American railroad finance expert

Isabel Hamilton Benham (August 4, 1909 – May 18, 2013) was born in Buffalo, NY and became an American railroad finance expert. A graduate of Bryn Mawr College in 1931, Isabel majored in economics, but received advice to follow a traditional path of marriage and the Junior League. In 1932, she finally landed a job with Reconstruction Finance Corporation , and in 1934 she joined RW Pressprich & Co as a statistician and finally became a partner in 1964. She focused on the railroad industry and worked on several merger while paying attention not only to the financial aspects, but actually riding the rails and looking over all the facilities and equipment. She was the first female partner at any Wall Street bond house.

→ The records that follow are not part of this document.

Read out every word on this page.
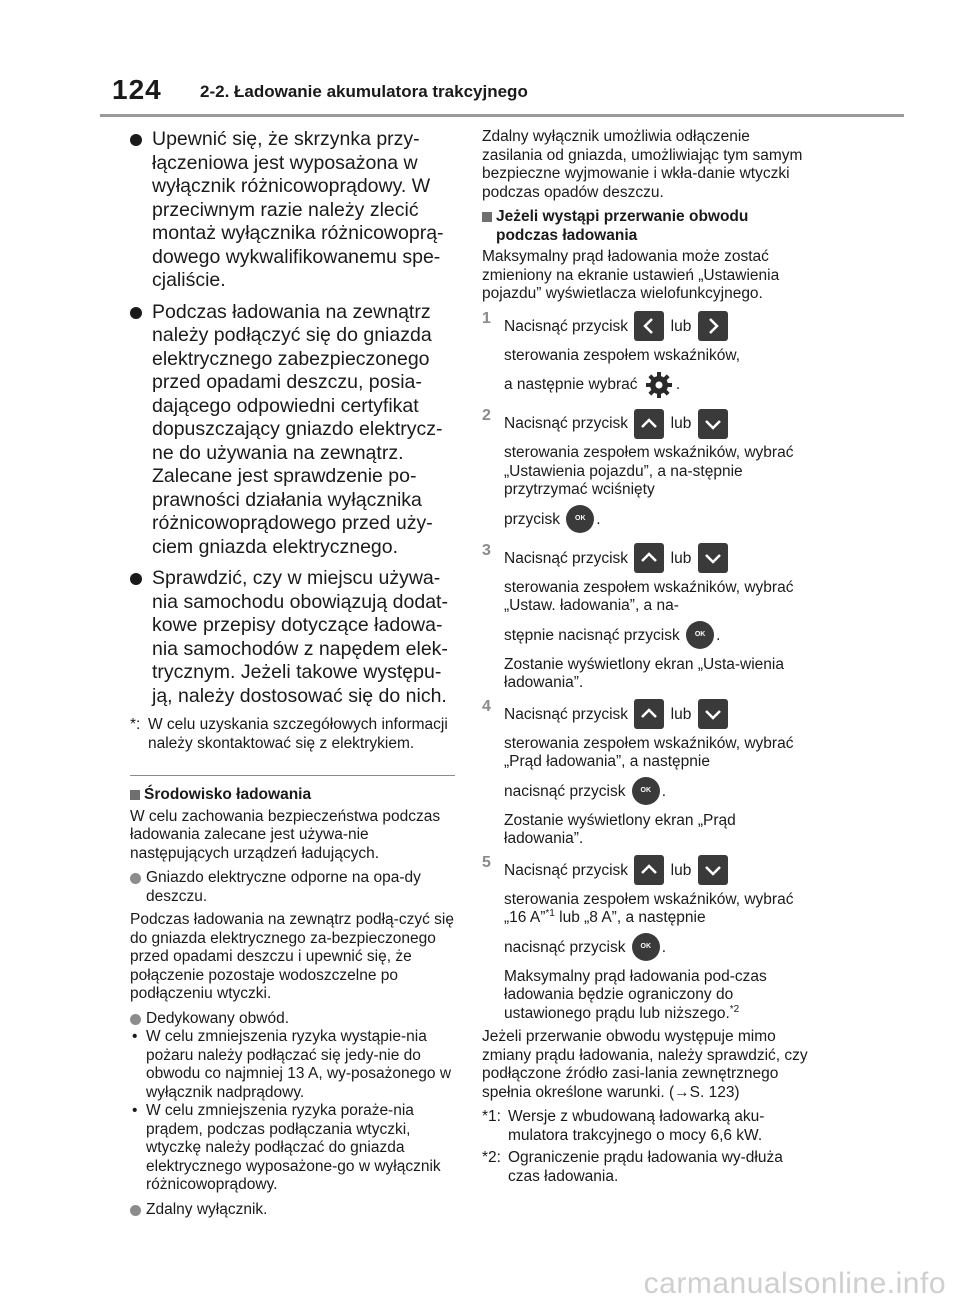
124 2-2. Ładowanie akumulatora trakcyjnego
Upewnić się, że skrzynka przy-łączeniowa jest wyposażona w wyłącznik różnicowoprądowy. W przeciwnym razie należy zlecić montaż wyłącznika różnicowoprą-dowego wykwalifikowanemu spe-cjaliście.
Podczas ładowania na zewnątrz należy podłączyć się do gniazda elektrycznego zabezpieczonego przed opadami deszczu, posia-dającego odpowiedni certyfikat dopuszczający gniazdo elektrycz-ne do używania na zewnątrz. Zalecane jest sprawdzenie po-prawności działania wyłącznika różnicowoprądowego przed uży-ciem gniazda elektrycznego.
Sprawdzić, czy w miejscu używa-nia samochodu obowiązują dodat-kowe przepisy dotyczące ładowa-nia samochodów z napędem elek-trycznym. Jeżeli takowe występu-ją, należy dostosować się do nich.
*: W celu uzyskania szczegółowych informacji należy skontaktować się z elektrykiem.
Środowisko ładowania
W celu zachowania bezpieczeństwa podczas ładowania zalecane jest używa-nie następujących urządzeń ładujących.
Gniazdo elektryczne odporne na opa-dy deszczu.
Podczas ładowania na zewnątrz podłą-czyć się do gniazda elektrycznego za-bezpieczonego przed opadami deszczu i upewnić się, że połączenie pozostaje wodoszczelne po podłączeniu wtyczki.
Dedykowany obwód.
• W celu zmniejszenia ryzyka wystąpie-nia pożaru należy podłączać się jedy-nie do obwodu co najmniej 13 A, wy-posażonego w wyłącznik nadprądowy.
• W celu zmniejszenia ryzyka poraże-nia prądem, podczas podłączania wtyczki, wtyczkę należy podłączać do gniazda elektrycznego wyposażone-go w wyłącznik różnicowoprądowy.
Zdalny wyłącznik.
Zdalny wyłącznik umożliwia odłączenie zasilania od gniazda, umożliwiając tym samym bezpieczne wyjmowanie i wkła-danie wtyczki podczas opadów deszczu.
Jeżeli wystąpi przerwanie obwodu podczas ładowania
Maksymalny prąd ładowania może zostać zmieniony na ekranie ustawień „Ustawienia pojazdu” wyświetlacza wielofunkcyjnego.
1 Nacisnąć przycisk	lub
sterowania zespołem wskaźników,
a następnie wybrać .
2 Nacisnąć przycisk	lub
sterowania zespołem wskaźników, wybrać „Ustawienia pojazdu”, a na-stępnie przytrzymać wciśnięty
przycisk OK .
3 Nacisnąć przycisk	lub
sterowania zespołem wskaźników, wybrać „Ustaw. ładowania”, a na-
stępnie nacisnąć przycisk OK .
Zostanie wyświetlony ekran „Usta-wienia ładowania”.
4 Nacisnąć przycisk	lub
sterowania zespołem wskaźników, wybrać „Prąd ładowania”, a następnie
nacisnąć przycisk OK .
Zostanie wyświetlony ekran „Prąd ładowania”.
5 Nacisnąć przycisk	lub
sterowania zespołem wskaźników, wybrać „16 A”$^{*1}$ lub „8 A”, a następnie
nacisnąć przycisk OK .
Maksymalny prąd ładowania pod-czas ładowania będzie ograniczony do ustawionego prądu lub niższego.$^{*2}$
Jeżeli przerwanie obwodu występuje mimo zmiany prądu ładowania, należy sprawdzić, czy podłączone źródło zasi-lania zewnętrznego spełnia określone warunki. (→S. 123)
*1: Wersje z wbudowaną ładowarką aku-mulatora trakcyjnego o mocy 6,6 kW.
*2: Ograniczenie prądu ładowania wy-dłuża czas ładowania.
carmanualsonline.info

Then, in 1968, as "one of the best known railroad specialists in Wall Street," she moved to the Wall Street firm of Shearson, Hammill & Co. as a first vice president. She wrote articles on railroad issues and supported "Open Access", the idea of separating railroad equipment from the railroad bed. Known as "Madam Railroad", she continued her expertise on railroads and served as a witness in Congressional hearings about railway laws and mergers.

After retiring, Isabel turned back to Bryn Mawr College: she funded renovations and improvements to the campus and a faculty research fund for early career support. She died at the age of 103.